Melbourne’s famous Rabbi Chaim Gutnick once related this story:

During one of his annual visits to New York, he visited the Lubavitcher Rebbe, who suggested that he and his wife organize a series of classes for Jewish women on the meaning and laws of “family purity,” the Jewish perspective on marriage, relationships, intimacy, the laws of mikvah (the spiritual ritual bath used by women at the conclusion of their periods before intimacy with their husbands). Yet Rabbi Gutnink felt that Melbourne Jewry was not yet ripe for the concept of mikvah. But the Rebbe insisted that an attempt must at least be made. Rabbi Gutnick agreed to try it out.

Upon returning home to Australia, he and his wife organized this series of classes on mikvah and family purity. It was advertized and promoted, preparations were made to welcome a large group of women. Yet alas, as the time came, only one woman showed up to the lecture!

 [For those of us who make events, we know, that the only thing worse than no one showing up at an event is one person showing up. If no one came, you get at least to go home early… and you can tell everyone the following day that President Obama was there, and that it was “unbelievable.” But when one person shows up—oy gevald… bushes vecharpos, it’s embarrassing.]

For the following week’s lecture, Rabbi Gutnick was hoping for more attendance. But, lo and behold, it was the same woman who showed up again. No one else. And so week after week, only this woman attended. The Rabbi had to give her the class; he would not send her home after she exerted herself to come. But he felt like a true failure.

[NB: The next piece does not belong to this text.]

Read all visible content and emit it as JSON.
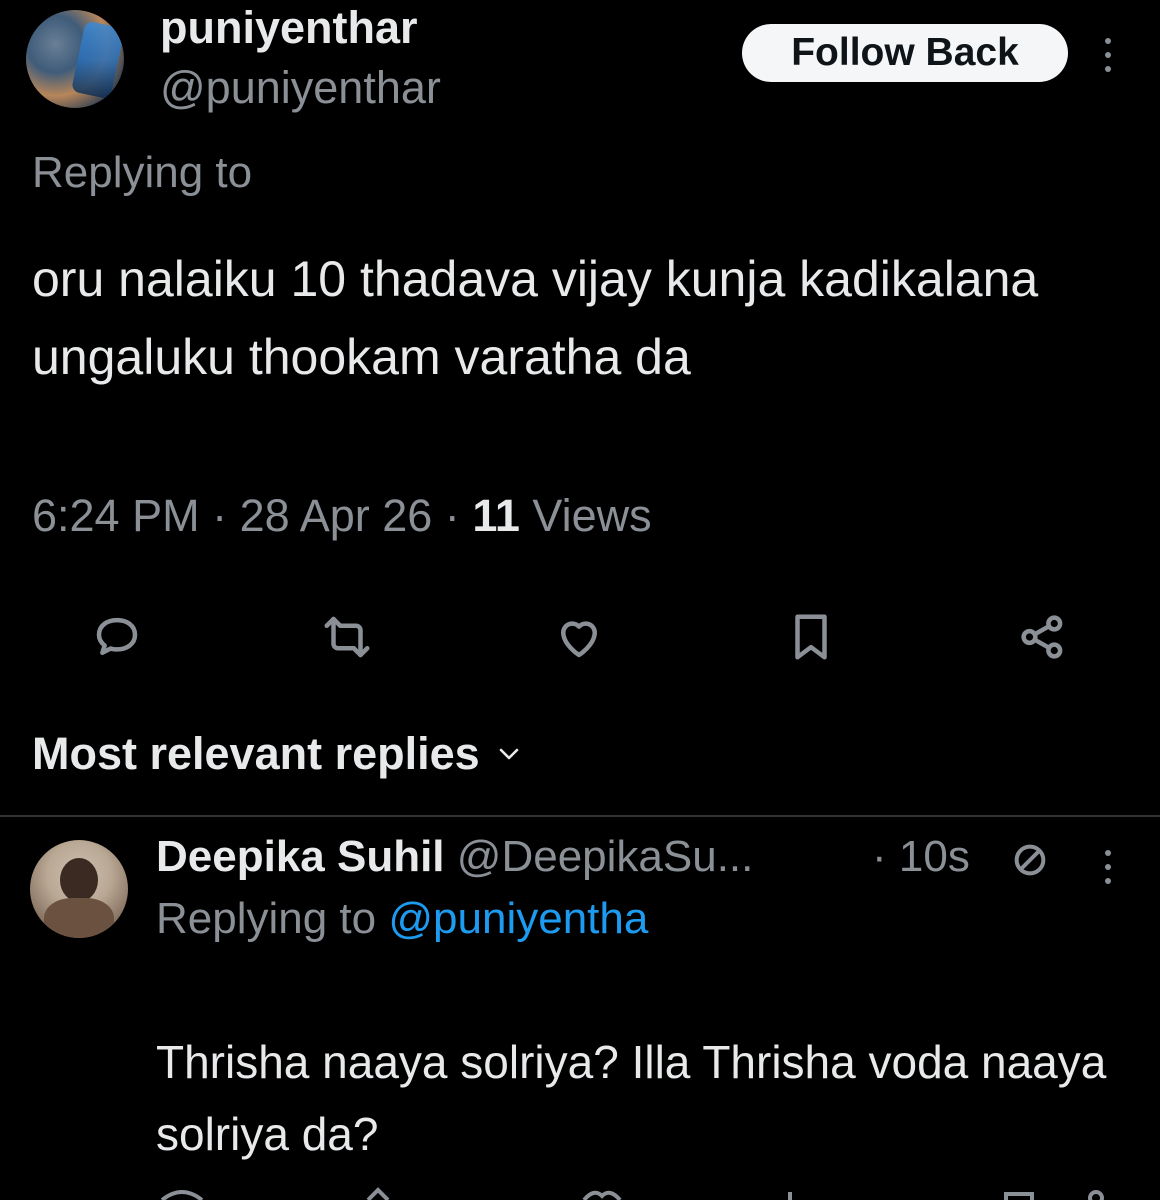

One year later, he was in NY again. Upon visiting the Rebbe, the Rebbe wanted to know how did the series on family purity go?

Rabbi Gutnick told the Rebbe that his fears were indeed confirmed. It was the wrong choice.

“What happened?” the Rebbe was eager to know.

Rabbi Gutnick related to the Rebbe with a bit of shame how he and his wife organized and promoted the event, worked hard to prepare for it, etc. Yet, notwithstanding all their labor, only one woman—the same woman—showed up for each of the classes. From all of Melbourne Jewry, only one woman was interested enough in learning about mikvah. So he gave her the class, but he felt that the entire attempt turned out to be futile.

The Rebbe’s face grew very serious, as he told Rabbi Gutnick:

“Reb Chaim! Zag mir, vifel mames hat Moshe Rababu gehat? Mer vi ein mame?”

“Tell me, how many mothers did Moses have? Did he have more than one mother?”

The Rebbe was telling Rabbi Gutnick, how can you underestimate the power of sharing this information with even a single Jewish woman? It was not 100 women who gave birth to Moses; it was one mother! Can you know that from this one woman a Moses won’t be born?

Abort or Not Abort is the Question

Beyond the idea in Jewish law that a fetus has a life, and a soul, one also does not know who they are aborting. One might be aborting a little Moses.

Let me ask you a question:

Question #1

If you knew a woman who was pregnant, who had 8 kids already, three who were deaf, two who were blind, one mentally retarded, and she had syphilis; would you recommend that she have an abortion?

And by the way: Answer to the abortion question #1: If you said yes, you just killed Beethoven.